Verschillen tussen planten- en dierencellen

Dierlijke cellen en planten cellen lijken op elkaar omdat ze beide eukaryotisch zijn cellen. Deze cellen hebben een waarheid kern, welke huizen DNA en is gescheiden van andere cellulaire structuren door een kernmembraan. Beide celtypen hebben vergelijkbare reproductieprocessen, waaronder mitose en meiosis. Dierlijke en plantencellen verkrijgen de energie die ze nodig hebben om te groeien en de normale cellulaire functie te behouden door middel van cellulaire ademhaling. Beide celtypen bevatten ook celstructuren die bekend staan ​​als organellen, die gespecialiseerd zijn in het uitvoeren van functies die nodig zijn voor normale cellulaire werking. Dierlijke en plantencellen hebben enkele van dezelfde celcomponenten gemeen, waaronder een kern, Golgi complex, endoplasmatisch reticulum, ribosomen, mitochondriën, peroxisomen, cytoskelet, en cel (plasma) membraan. Hoewel dierlijke en plantaardige cellen veel gemeenschappelijke kenmerken hebben, zijn ze ook verschillend.

Dierlijke cellen zijn over het algemeen kleiner dan plantencellen. Dierlijke cellen hebben een lengte van 10 tot 30 micrometer, terwijl plantencellen een lengte hebben van 10 en 100 micrometer.

instagram viewer

Van de 20 aminozuren nodig om te produceren eiwittenkunnen er slechts 10 natuurlijk geproduceerd worden in dierlijke cellen. De andere zogenaamde essentiële aminozuren moeten via de voeding worden verkregen. Planten kunnen alle 20 aminozuren synthetiseren.

Cytokinesis, de afdeling van de cytoplasma tijdens celdeling, treedt op in dierlijke cellen wanneer zich een splitsingsgroef vormt die het celmembraan in tweeën knijpt.

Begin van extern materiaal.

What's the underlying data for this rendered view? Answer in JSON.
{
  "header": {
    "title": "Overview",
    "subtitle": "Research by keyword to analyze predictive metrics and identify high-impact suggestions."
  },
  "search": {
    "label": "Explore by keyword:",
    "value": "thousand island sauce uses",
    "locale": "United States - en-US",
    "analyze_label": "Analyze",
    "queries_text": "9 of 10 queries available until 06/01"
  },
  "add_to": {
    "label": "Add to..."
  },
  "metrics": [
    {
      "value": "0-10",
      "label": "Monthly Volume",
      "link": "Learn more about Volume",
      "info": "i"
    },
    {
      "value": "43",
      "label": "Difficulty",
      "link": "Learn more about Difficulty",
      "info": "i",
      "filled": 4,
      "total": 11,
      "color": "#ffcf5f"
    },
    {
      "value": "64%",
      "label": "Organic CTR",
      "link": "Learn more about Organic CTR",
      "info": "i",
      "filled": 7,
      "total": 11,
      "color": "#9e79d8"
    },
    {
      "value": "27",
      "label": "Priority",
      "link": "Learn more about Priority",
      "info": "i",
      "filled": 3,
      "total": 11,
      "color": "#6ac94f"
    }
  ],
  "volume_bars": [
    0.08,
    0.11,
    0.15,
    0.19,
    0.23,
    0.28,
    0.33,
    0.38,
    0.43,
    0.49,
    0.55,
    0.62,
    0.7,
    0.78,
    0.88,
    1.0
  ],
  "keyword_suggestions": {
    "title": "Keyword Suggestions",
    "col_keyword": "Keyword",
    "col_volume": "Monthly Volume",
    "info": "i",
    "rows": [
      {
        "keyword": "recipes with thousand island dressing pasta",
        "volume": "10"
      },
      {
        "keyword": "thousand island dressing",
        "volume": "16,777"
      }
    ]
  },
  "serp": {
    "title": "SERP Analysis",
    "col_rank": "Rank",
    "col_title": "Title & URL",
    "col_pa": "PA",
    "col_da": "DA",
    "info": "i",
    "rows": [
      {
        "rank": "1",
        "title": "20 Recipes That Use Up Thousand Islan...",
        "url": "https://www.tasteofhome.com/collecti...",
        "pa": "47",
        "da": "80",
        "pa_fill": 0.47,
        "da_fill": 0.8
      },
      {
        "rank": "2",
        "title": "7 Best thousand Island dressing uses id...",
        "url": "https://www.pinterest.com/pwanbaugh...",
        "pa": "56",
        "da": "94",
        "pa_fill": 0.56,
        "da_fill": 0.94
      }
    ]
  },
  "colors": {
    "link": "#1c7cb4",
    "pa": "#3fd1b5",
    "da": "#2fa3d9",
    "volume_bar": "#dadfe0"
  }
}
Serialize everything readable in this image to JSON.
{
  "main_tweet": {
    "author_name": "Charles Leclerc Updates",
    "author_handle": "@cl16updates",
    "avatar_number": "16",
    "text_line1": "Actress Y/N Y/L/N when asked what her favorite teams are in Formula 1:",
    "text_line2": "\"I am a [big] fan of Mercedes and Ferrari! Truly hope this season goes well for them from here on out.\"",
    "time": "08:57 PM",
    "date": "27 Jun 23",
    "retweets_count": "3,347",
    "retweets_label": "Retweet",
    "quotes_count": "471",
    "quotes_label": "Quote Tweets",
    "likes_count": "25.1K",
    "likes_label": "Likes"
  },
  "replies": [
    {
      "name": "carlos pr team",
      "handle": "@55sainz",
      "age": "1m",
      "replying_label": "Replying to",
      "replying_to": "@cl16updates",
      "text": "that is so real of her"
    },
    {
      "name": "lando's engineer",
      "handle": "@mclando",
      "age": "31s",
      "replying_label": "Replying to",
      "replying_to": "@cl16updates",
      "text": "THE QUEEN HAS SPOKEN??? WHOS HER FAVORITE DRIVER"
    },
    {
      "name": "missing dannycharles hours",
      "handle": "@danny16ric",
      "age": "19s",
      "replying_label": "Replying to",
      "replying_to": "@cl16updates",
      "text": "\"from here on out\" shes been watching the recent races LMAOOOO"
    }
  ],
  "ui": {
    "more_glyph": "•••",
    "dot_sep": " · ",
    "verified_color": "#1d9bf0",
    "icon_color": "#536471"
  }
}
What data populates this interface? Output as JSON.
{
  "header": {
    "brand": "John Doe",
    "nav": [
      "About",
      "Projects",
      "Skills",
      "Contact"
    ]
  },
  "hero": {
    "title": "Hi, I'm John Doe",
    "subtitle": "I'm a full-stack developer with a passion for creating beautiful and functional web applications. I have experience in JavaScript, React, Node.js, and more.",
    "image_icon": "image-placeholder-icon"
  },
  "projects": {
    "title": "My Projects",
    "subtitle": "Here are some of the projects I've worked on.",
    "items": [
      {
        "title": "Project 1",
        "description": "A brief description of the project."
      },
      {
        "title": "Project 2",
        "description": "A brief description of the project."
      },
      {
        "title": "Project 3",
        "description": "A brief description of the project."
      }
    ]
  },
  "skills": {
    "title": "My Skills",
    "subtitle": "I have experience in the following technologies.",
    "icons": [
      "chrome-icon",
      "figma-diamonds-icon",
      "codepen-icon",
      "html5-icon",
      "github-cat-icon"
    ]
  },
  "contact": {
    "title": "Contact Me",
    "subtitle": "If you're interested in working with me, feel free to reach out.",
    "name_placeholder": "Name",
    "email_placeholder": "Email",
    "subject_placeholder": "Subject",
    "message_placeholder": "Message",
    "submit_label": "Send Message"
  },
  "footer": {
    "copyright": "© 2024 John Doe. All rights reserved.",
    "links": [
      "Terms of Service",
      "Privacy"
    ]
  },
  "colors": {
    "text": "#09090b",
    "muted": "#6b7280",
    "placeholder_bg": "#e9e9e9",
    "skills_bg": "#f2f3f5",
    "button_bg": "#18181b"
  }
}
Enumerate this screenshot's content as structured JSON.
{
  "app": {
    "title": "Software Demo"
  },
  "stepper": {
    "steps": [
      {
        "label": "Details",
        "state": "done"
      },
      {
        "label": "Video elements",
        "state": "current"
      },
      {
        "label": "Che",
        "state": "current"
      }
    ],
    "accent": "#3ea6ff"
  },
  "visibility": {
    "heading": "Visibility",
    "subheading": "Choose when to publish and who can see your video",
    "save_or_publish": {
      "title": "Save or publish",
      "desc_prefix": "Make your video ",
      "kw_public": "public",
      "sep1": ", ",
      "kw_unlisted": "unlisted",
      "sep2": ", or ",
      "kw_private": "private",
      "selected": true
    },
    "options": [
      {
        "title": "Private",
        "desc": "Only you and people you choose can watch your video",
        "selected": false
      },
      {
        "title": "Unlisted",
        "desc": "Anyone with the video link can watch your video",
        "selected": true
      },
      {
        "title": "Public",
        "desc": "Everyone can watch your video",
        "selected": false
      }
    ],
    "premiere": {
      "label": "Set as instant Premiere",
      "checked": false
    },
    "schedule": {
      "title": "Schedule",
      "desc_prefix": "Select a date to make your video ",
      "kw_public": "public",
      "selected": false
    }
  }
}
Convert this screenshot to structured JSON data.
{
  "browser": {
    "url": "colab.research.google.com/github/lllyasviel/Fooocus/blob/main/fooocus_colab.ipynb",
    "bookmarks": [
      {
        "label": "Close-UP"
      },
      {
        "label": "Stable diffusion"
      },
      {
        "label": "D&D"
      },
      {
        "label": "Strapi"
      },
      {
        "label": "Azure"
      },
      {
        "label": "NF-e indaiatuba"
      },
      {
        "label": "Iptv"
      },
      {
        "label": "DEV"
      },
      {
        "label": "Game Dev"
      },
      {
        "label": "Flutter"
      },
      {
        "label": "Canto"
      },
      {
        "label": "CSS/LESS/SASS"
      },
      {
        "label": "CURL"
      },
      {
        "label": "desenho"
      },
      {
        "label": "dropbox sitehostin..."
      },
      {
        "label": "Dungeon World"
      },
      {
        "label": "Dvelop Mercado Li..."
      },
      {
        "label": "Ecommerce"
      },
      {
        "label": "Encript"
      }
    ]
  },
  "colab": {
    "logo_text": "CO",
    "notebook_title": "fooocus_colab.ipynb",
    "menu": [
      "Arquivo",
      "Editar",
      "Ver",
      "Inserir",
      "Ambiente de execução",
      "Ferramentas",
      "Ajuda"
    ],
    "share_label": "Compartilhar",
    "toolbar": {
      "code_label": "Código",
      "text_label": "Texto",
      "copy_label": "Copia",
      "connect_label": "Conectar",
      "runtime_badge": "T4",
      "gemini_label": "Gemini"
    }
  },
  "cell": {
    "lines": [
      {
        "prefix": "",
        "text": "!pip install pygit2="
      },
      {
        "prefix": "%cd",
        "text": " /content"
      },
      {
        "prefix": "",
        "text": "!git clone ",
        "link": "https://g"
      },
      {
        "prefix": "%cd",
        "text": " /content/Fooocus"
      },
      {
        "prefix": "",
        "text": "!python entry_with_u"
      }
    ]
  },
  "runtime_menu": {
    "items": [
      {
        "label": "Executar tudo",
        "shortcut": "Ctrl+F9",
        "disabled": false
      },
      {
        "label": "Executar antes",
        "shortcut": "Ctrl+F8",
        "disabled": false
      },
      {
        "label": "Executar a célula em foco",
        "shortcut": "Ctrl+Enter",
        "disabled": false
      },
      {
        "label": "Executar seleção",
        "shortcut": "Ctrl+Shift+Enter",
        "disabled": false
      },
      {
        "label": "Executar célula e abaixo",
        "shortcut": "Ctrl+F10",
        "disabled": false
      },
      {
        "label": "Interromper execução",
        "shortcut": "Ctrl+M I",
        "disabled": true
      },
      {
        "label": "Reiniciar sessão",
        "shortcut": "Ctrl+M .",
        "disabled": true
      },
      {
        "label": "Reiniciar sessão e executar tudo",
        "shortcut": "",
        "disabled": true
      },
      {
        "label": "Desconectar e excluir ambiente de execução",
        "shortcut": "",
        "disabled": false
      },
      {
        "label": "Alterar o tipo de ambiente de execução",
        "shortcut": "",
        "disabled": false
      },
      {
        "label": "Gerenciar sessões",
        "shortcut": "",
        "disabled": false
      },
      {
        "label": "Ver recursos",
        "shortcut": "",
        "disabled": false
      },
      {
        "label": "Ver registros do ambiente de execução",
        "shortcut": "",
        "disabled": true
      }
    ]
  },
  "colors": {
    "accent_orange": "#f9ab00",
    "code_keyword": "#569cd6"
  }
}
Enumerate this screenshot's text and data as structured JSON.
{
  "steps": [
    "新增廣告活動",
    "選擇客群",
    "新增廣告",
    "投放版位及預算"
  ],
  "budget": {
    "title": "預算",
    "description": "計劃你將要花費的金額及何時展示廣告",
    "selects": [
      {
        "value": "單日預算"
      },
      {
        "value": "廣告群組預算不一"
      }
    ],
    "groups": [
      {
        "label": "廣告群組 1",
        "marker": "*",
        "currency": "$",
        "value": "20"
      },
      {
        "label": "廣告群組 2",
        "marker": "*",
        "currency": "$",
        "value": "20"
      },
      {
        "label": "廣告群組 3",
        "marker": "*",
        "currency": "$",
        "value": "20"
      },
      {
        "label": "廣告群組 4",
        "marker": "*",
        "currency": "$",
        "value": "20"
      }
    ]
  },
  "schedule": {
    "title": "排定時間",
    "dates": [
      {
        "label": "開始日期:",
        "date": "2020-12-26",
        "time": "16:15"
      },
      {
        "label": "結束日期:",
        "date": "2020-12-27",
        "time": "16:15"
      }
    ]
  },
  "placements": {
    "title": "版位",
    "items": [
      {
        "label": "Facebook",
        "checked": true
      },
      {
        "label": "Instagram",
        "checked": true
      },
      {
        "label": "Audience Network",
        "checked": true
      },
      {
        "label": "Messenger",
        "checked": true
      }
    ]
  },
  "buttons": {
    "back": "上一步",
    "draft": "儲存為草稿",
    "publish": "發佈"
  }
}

Bij plantencelcytokinese wordt een celplaat geconstrueerd die de cel verdeelt.

Deze structuren komen niet voor in dierlijke cellen, maar zijn aanwezig in plantencellen. Glyoxysomen helpen af ​​te breken lipiden, vooral bij het ontkiemen van zaden, voor de productie van suiker.

Dierlijke cellen hebben geen plasmodesmata. Plantencellen hebben plasmodesmata, poriën tussen celwanden van planten die het mogelijk maken dat moleculen en communicatiesignalen tussen individuele plantencellen passeren.

Eukaryote cellen van dieren en planten verschillen ook van prokaryotische cellen Leuk vinden bacteriën. Prokaryoten zijn meestal eencellige organismen, terwijl dierlijke en plantencellen over het algemeen meercellig zijn. Eukaryote cellen zijn complexer en groter dan prokaryote cellen. Dierlijke en plantencellen bevatten veel organellen die niet in prokaryote cellen voorkomen. Prokaryoten hebben geen echte kern omdat het DNA niet in een membraan zit, maar is opgerold in een gebied van het cytoplasma dat de nucleoïde wordt genoemd. Terwijl dierlijke en plantencellen zich voortplanten door mitose of meiose, planten prokaryoten zich het meest voort door binaire splitsing.

Planten- en dierencellen zijn niet de enige soorten eukaryote cellen. Protisten en schimmels zijn twee andere soorten eukaryote organismen. Voorbeelden van protisten zijn onder meer algen, euglena en amoeben. Voorbeelden van schimmels zijn paddenstoelen, gisten en schimmels.